Les Thomas: I Remember Everything. Album Review.

Liverpool Sound and Vision Rating 8.5/10

Time is such that we protect ourselves by allowing certain memories to not only fade, but become extinct, be removed completely, and without mercy just so can live a little easier with the consequences of actions that took place. We do this not out of shame, but out of a kind of compassion to our soul.

For many though the act of such leniency is tantamount to betrayal, we must allow ourselves the pain after all of reconciling the damaging and harmful aspects we have inflicted upon others and ourselves with the sense of benefit we are seen at times to convey to the wider world, to our neighbours, to our own hearts; into this we are confident when we stand alone and say with certainty, “I Remember Everything”.

Australian singer songwriter Les Thomas understands this truth and pressed down hard on the personal reflection and conscience in his brand-new album, I Remember Everything.

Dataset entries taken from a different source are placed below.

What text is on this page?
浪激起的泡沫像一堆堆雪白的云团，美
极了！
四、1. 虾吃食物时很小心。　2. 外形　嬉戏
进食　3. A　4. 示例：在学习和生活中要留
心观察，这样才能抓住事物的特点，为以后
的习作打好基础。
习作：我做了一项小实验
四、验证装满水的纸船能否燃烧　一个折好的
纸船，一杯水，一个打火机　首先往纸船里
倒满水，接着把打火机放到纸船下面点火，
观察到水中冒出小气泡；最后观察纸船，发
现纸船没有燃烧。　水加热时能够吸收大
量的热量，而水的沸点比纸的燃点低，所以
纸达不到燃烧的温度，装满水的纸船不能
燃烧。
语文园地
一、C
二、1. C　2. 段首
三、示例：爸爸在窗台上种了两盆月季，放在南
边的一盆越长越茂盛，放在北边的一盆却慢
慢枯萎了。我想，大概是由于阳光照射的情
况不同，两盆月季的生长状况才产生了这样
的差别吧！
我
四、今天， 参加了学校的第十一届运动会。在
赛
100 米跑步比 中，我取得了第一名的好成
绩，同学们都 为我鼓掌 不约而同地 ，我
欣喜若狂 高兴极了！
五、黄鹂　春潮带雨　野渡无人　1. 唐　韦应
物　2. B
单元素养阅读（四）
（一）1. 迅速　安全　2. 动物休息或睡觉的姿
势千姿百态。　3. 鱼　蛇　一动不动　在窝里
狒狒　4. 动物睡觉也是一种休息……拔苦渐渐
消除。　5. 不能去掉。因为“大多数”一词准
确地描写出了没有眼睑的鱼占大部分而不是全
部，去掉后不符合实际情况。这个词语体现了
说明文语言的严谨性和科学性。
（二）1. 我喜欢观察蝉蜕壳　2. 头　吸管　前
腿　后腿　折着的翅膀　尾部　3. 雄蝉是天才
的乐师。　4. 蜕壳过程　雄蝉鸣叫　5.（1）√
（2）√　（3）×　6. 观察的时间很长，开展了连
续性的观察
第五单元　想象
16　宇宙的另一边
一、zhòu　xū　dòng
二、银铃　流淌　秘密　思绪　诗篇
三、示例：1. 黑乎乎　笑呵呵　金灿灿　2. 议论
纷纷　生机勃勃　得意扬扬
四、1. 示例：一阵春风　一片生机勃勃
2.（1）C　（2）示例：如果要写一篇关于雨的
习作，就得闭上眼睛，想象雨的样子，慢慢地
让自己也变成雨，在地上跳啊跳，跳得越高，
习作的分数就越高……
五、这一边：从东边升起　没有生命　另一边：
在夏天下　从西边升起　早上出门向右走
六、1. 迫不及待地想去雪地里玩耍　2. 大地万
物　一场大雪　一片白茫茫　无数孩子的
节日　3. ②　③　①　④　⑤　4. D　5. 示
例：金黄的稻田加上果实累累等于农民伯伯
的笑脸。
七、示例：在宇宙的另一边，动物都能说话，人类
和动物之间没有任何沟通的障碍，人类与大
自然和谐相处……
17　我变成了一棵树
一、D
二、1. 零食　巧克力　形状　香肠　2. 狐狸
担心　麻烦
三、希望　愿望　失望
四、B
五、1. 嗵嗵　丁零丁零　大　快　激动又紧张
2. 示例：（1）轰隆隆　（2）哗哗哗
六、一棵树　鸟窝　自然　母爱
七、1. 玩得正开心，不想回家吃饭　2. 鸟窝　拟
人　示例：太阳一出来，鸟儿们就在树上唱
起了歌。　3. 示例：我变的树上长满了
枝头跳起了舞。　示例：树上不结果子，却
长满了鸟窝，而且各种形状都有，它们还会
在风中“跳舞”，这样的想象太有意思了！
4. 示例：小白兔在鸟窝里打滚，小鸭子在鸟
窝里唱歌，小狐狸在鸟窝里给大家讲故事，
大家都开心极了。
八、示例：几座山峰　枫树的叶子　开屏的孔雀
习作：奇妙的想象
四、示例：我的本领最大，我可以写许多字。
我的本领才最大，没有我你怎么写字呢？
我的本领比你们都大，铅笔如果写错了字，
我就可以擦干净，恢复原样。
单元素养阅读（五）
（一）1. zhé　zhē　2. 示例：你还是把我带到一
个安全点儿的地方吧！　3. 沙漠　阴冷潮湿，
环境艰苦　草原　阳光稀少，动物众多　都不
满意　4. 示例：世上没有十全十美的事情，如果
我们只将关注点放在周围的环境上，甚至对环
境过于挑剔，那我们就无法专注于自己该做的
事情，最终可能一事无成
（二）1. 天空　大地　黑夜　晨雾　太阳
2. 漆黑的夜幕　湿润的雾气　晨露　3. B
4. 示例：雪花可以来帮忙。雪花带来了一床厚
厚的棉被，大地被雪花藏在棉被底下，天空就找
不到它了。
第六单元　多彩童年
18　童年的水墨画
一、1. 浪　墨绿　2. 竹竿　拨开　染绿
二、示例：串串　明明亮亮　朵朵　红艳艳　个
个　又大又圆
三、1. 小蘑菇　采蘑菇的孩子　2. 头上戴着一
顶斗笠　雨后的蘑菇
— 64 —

The recording of the album is one of sweet nostalgia wrapped in security of unburdening connection; it is the harbouring soul of secrets and brooding confidences that seeks out the intimate and places trust in every sacred memory, good, bad, indifferent, they all lead to the hear and now, and the sacrament is such that it unveils and faithful narrative unblemished by skipped events and crossed out dues.

By affirming to the truth of life, Les Thomas underlines what it means to be human, separating the fact and fiction, the fragments of reminiscence that with hindsight are always powerfully skewed, and what remains is the body of proof that to be sincere everything must be considered, retained, and spoken of with certainty.

Across tracks such as The Last Of The Old Holdens, The Life Of Eloise, Oh Geronimo, The Firing Line, and the album title track of I Remember Everything, Les Thomas, alongside Joshua Jones, Trev Fernandez, Justin Olsson, Craig Kelly, Jason Bunn, and Ben Franz on their respective instruments, as well as Trudy Fatnowna Edgeley, Mandy Connell, Kyana, Suzie So Blue and Emma Ryan on harmony vocals, provides the listener with what is seen as more than resolution in the conflict of broken lives and tangled recollections, but an attitude of forgiveness to the mind for allowing some moments to fade, that the hurt is not worth the self-punishment.

A wonderfully adept album, frank, understanding, final, a crafted measure of songs designed to show the listener honesty in a world that craves the lie.